Während seines Studiums wurde er mit den Werken von Leo Strauss bekannt, einem Philosophen, der besonders in Amerika Einfluss ausübte. Strauss gehört zu jenen Denkern, die die Grenzen der Vernunft ausgemessen haben und zu dem Ergebnis kamen, dass ihr am Ende nicht zu trauen sei. In der deutschen Philosophie steht er damit nicht allein. Auch Friedrich Nietzsche und Martin Heidegger, um nur die bekanntesten Namen zu nennen, gingen zum Teil ähnliche Wege. Und der Staatsrechtslehrer Carl Schmitt zog daraus die radikale Konsequenz, dass die Demokratie als vernunftgeleitete Herrschaftsform nichts tauge. Ganz genau so sieht es Peter Thiel.

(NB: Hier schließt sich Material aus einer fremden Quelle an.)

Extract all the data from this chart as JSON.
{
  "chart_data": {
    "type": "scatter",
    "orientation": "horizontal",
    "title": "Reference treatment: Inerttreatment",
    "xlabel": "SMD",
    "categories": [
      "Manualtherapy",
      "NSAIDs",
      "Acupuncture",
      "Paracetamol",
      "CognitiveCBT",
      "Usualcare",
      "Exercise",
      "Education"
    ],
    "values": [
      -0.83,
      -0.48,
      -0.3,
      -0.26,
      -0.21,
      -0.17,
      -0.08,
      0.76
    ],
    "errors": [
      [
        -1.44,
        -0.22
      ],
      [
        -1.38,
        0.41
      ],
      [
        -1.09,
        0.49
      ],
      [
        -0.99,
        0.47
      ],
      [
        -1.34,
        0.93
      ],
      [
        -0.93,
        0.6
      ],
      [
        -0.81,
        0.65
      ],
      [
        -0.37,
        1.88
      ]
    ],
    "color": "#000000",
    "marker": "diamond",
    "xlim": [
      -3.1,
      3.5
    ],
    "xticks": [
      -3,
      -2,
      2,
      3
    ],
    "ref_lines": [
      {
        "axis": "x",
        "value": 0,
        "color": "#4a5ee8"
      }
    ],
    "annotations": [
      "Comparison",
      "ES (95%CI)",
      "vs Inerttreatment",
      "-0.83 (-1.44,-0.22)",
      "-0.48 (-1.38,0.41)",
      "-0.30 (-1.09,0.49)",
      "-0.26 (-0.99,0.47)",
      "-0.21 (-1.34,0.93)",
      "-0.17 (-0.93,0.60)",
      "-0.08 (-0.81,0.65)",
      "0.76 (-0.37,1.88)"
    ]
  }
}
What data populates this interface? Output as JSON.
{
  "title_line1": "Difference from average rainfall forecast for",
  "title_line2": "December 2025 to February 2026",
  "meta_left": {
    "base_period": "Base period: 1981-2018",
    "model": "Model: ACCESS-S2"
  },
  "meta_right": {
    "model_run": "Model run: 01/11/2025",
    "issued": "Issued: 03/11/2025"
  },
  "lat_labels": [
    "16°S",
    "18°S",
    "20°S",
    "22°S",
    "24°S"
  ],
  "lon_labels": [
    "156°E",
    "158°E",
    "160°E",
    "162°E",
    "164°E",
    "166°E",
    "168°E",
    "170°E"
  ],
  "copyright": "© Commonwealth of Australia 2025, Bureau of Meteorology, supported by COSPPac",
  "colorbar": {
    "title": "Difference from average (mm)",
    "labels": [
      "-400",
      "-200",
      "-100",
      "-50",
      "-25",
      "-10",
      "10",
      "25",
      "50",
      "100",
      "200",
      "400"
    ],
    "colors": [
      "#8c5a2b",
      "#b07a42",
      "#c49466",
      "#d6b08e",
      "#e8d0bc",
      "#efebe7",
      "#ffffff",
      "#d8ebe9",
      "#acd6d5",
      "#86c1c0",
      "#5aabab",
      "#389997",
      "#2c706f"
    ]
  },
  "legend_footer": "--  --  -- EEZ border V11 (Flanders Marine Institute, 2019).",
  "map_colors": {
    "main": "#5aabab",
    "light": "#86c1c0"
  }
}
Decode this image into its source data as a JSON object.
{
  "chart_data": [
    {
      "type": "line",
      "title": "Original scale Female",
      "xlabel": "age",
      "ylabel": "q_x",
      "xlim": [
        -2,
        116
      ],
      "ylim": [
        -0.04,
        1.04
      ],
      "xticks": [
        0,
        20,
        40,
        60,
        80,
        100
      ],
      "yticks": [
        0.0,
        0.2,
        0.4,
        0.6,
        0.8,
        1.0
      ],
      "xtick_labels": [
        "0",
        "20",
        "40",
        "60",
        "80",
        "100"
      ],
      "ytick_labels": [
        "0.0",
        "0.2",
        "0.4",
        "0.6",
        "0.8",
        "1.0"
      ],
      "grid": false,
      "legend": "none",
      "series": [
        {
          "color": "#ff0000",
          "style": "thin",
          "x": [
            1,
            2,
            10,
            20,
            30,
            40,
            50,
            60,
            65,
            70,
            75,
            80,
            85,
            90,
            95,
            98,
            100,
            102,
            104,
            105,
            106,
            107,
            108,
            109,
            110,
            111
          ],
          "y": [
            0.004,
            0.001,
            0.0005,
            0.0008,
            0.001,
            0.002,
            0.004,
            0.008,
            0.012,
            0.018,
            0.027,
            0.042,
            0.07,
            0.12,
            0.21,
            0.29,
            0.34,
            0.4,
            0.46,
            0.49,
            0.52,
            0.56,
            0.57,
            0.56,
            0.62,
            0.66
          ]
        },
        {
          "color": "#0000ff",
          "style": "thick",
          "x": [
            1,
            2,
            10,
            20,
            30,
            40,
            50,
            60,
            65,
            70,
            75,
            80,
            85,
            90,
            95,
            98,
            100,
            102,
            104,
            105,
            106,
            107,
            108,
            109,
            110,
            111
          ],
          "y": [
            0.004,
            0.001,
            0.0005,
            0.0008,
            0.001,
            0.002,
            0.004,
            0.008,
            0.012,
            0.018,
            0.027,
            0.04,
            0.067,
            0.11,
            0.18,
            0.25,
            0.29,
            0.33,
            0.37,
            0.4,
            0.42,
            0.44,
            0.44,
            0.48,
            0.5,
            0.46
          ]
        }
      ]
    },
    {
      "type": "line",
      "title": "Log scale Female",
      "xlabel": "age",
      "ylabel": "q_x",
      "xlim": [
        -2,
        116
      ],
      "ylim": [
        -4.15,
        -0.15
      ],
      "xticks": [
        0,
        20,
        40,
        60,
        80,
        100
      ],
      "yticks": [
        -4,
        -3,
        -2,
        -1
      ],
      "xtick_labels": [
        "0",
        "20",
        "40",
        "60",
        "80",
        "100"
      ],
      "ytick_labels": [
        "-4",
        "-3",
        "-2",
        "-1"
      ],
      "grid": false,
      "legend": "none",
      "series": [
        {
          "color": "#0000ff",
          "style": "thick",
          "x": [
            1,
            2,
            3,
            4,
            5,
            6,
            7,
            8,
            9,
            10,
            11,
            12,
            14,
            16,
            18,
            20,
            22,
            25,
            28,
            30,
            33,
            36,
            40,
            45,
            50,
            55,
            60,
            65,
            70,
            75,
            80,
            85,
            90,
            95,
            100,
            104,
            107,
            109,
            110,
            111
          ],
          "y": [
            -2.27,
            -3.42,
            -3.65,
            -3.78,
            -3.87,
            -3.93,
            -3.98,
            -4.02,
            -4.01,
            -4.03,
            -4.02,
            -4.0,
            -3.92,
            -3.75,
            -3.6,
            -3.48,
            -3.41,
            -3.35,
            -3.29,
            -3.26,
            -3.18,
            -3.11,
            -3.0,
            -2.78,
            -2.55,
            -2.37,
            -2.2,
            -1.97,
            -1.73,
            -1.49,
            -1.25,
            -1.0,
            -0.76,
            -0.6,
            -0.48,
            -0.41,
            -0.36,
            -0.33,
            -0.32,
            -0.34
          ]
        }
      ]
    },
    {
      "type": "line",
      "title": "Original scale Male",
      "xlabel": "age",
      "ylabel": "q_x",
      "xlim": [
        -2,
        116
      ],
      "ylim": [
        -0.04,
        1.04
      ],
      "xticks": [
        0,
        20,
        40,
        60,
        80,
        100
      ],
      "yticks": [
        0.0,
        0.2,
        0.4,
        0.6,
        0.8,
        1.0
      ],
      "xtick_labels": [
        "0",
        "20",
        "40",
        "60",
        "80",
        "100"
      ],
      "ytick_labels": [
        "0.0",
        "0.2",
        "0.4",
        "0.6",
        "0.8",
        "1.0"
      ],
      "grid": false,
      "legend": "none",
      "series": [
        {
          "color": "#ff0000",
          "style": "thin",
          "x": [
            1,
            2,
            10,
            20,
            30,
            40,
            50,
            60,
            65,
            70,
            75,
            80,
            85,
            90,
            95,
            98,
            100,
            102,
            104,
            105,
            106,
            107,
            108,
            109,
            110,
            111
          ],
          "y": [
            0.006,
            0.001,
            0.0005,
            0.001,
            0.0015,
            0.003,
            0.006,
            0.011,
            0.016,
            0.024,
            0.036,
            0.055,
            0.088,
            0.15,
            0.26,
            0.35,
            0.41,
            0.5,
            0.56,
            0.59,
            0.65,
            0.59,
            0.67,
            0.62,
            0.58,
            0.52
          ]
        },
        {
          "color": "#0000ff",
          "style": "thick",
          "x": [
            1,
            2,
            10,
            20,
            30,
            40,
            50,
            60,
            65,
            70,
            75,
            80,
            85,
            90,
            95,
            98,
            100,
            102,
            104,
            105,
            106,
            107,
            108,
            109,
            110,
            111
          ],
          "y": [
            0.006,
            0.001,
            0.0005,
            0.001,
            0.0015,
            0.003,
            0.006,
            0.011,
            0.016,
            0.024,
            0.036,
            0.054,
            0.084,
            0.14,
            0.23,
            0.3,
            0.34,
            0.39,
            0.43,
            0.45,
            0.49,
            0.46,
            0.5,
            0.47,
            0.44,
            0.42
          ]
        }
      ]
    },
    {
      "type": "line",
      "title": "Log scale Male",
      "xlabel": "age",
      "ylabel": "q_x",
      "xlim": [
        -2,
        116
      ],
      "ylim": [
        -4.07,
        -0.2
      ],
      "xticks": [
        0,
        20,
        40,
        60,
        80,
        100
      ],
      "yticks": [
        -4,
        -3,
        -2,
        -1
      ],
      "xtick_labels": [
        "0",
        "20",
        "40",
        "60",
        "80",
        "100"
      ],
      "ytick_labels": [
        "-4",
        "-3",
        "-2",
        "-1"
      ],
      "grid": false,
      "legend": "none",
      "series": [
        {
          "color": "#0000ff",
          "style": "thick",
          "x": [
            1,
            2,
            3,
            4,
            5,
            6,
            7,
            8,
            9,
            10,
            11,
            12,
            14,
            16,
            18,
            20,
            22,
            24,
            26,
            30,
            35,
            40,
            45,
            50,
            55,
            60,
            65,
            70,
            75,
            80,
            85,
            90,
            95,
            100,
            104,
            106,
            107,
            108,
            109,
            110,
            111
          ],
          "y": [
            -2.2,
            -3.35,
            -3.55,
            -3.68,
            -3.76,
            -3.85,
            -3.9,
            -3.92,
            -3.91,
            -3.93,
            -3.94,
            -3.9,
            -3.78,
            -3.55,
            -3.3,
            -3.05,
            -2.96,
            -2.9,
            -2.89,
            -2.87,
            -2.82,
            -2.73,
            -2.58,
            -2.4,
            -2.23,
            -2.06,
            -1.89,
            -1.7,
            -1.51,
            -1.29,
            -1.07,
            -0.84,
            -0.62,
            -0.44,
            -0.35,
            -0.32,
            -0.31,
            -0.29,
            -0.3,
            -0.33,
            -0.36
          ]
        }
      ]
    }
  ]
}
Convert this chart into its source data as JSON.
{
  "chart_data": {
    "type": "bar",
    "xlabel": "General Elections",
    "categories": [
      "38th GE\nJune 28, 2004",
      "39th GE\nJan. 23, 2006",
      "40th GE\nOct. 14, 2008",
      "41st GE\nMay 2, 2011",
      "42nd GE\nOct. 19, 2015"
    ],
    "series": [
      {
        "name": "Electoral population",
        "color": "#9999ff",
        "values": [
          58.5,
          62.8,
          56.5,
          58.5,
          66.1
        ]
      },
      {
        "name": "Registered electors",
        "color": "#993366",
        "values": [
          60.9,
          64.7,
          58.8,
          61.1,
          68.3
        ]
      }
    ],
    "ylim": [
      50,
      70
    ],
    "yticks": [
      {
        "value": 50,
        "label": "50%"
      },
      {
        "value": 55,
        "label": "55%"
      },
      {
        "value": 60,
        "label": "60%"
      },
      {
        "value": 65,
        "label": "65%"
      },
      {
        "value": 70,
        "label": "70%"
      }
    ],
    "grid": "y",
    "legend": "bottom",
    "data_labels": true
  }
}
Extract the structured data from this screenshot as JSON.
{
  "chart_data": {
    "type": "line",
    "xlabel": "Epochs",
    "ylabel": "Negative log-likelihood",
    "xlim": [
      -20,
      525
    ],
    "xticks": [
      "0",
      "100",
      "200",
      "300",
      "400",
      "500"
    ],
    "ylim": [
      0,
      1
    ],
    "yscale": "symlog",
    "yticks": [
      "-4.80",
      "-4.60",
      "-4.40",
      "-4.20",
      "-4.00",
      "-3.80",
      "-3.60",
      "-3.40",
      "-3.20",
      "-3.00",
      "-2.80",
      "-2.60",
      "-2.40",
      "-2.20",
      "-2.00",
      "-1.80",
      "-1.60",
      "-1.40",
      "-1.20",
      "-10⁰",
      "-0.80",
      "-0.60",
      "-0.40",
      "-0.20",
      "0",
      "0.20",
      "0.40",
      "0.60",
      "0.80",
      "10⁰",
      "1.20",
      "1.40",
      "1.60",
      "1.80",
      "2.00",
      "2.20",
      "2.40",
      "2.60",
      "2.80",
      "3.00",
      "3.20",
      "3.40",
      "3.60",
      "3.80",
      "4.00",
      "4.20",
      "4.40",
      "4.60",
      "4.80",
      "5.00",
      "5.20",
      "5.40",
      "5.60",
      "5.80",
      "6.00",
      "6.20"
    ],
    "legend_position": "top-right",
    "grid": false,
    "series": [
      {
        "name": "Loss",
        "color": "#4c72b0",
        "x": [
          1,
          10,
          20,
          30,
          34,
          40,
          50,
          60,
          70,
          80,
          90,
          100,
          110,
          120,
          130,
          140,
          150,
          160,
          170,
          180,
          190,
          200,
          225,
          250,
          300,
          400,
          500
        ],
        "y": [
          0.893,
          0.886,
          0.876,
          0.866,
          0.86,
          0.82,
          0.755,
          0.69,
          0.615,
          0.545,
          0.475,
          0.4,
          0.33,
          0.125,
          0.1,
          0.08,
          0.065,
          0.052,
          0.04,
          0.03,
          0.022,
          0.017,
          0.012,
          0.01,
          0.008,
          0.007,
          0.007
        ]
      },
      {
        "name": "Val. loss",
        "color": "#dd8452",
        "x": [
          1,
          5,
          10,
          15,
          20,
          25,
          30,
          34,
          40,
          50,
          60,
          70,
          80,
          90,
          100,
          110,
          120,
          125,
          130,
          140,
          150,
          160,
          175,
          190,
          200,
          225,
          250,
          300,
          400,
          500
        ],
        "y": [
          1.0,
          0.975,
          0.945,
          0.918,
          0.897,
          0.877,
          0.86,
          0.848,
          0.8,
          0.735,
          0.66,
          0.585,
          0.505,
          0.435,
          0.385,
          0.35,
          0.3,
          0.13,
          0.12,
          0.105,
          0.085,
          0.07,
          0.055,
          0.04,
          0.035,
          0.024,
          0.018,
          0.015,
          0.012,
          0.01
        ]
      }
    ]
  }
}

Als Konsequenz hat sich Peter Thiel dem evangelikalen Fundamentalismus verschrieben und ist in eine Vorstellungswelt eingetaucht, die zum Beispiel mit dem Auftreten des «Antichristen» und seinen Helfershelfern den Europäern kaum zugänglich ist. Aber Thiel hat nicht nur J. D. Vance stark beeinflusst, sondern auch eine Reihe anderer in der Entourage von Donald Trump. Trump selber dürfte diese Überzeugungen eher oberflächlich angenommen haben.
Der Fundamentalismus um Donald Trump stammt also nicht aus dem Bible Belt Amerikas, sondern aus den Zentren der Wissenschaft, des Hightech und des ganz grossen Geldes. Wenn vom grossen Endkampf gegen das Auftauchen des «Antichristen» die Rede ist, dann lässt sich das nicht als ein eher folkloristisches Phänomen abtun, das über kurz oder lang wieder verschwinden wird. Mit einer berühmten Radierung hat Francisco des Goya 1799 davor gewarnt, die Pfade des vernünftigen Denkens zu verlassen: «Der Schlaf der Vernunft gebiert Ungeheuer.» Heute muss man sagen, dass das Zerbrechen des gemeinsamen vernunftbasierten Codes von Europa und Amerika in seinen Folgen erst noch richtig verstanden werden muss.